Permettez‑moi tout d'abord de vous remercier, vous et vos consœurs et confrères, pour la façon dont vous vous êtes mobilisés pour gérer la crise dans nos EHPAD.
Dans un article du Figaro du 25 mars, Gaël Durel, président de la MCOOR, affirmait qu'il n'y avait pas de places à l'hôpital pour les résidents des EHPAD. Il ajoutait : « Aujourd'hui, quand on appelle le 15, on nous dit de plus en plus souvent : Il n'y a pas assez de lits, trouvez le moyen de les garder chez vous ». Un médecin coordonnateur dans un EHPAD privé de Nice me disait avoir eu un débat assez tendu avec la régulation qui lui renvoyait « de toute façon, ce patient va mourir, qu'il meure à l'hôpital ou chez vous, c'est pareil ». Des documents écrits montrent-ils qu'une régulation qui ne dit pas son nom a été effectuée ? Vous avez vous-même dit, madame Reynaud-Levy, qu'il a fallu faire des arbitrages douloureux dans le cadre d'une médecine de catastrophe. Autrement dit, la structure habituelle n'a pas pu faire face, contrairement à ce que d'autres interlocuteurs nous ont affirmé en déclarant que l'hôpital avait tenu.
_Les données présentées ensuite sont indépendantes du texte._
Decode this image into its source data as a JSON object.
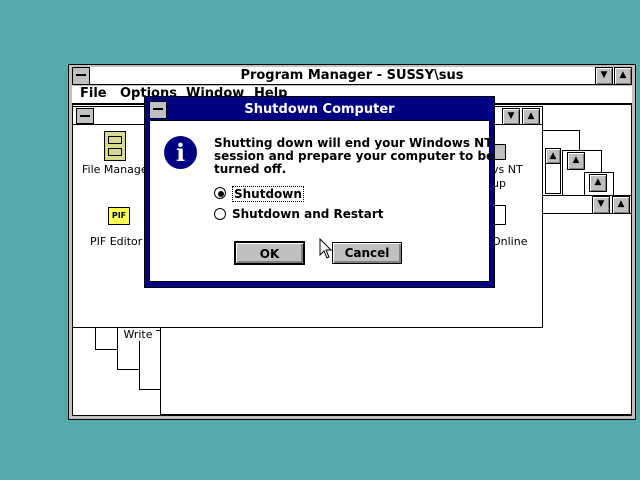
{
  "program_manager": {
    "title": "Program Manager - SUSSY\\sus",
    "menu": [
      "File",
      "Options",
      "Window",
      "Help"
    ]
  },
  "group_window": {
    "icons": [
      {
        "label": "File Manage",
        "icon": "file-cabinet-icon"
      },
      {
        "label": "PIF Editor",
        "icon": "pif-editor-icon"
      }
    ],
    "right_labels": [
      "vs NT",
      "up",
      "Online"
    ]
  },
  "back_window": {
    "icon_label": "Write"
  },
  "dialog": {
    "title": "Shutdown Computer",
    "message_lines": [
      "Shutting down will end your Windows NT",
      "session and prepare your computer to be",
      "turned off."
    ],
    "options": [
      {
        "label": "Shutdown",
        "selected": true
      },
      {
        "label": "Shutdown and Restart",
        "selected": false
      }
    ],
    "ok_label": "OK",
    "cancel_label": "Cancel",
    "icon": "info-icon"
  },
  "colors": {
    "desktop": "#55AAAA",
    "active_title": "#000080",
    "button_face": "#C0C0C0"
  }
}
De tels arbitrages ont-ils été fréquents ? Faites-vous vôtres les propos de M. Durel ?
Pourriez-vous nous préciser les raisons pour lesquelles le nombre de morts dans les EHPAD a été sous-estimé ?
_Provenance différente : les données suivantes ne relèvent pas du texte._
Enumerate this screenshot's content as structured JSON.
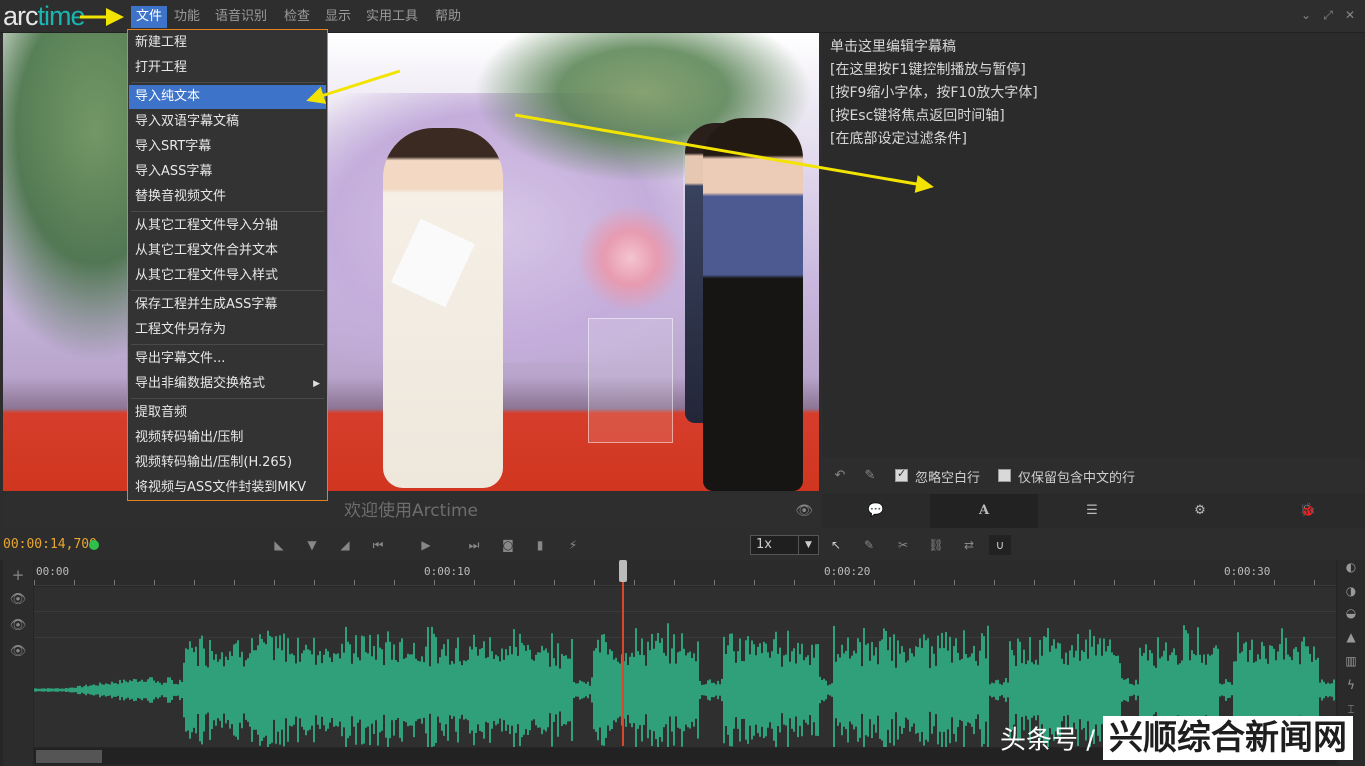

De façon plus générale, la crise n'a-t-elle pas sonné la fin du modèle des EHPAD ? Ce modèle a‑t‑il simplement pâti de la faiblesse des moyens en personnel ou, plus fondamentalement, de sa structuration sous-médicalisée ?
Vous avez ouvert une piste importante en remarquant que les EHPAD adossés à des hôpitaux ou à des structures publiques avaient eu des résultats nettement supérieurs. J'ai pu le constater de façon empirique dans mon département des Alpes-Maritimes. Sans parler du cas le plus terrifiant d'un établissement ayant connu trente-neuf morts sur quatre-vingts résidents, les structures où il y a eu de nombreux morts étaient essentiellement des établissements à but lucratif. Est‑ce parce que, n'étant pas accolées à l'hôpital, on leur a refusé l'hospitalisation de résidents alors qu'on l'acceptait pour des structures publiques ? Le maire de la commune de Mougins où l'on a déploré ces trente-neuf décès, qui est par ailleurs médecin coordonnateur dans un autre établissement, a précisé dans la presse le protocole appliqué à ces patients : deux jours de doliprane, deux jours de rivotril, et pas d'hospitalisation. C'est le régime qui a prévalu pendant trois semaines dans l'établissement, qui a fait l'objet d'un arrêté de fermeture du président du département mais que l'ARS a refusé.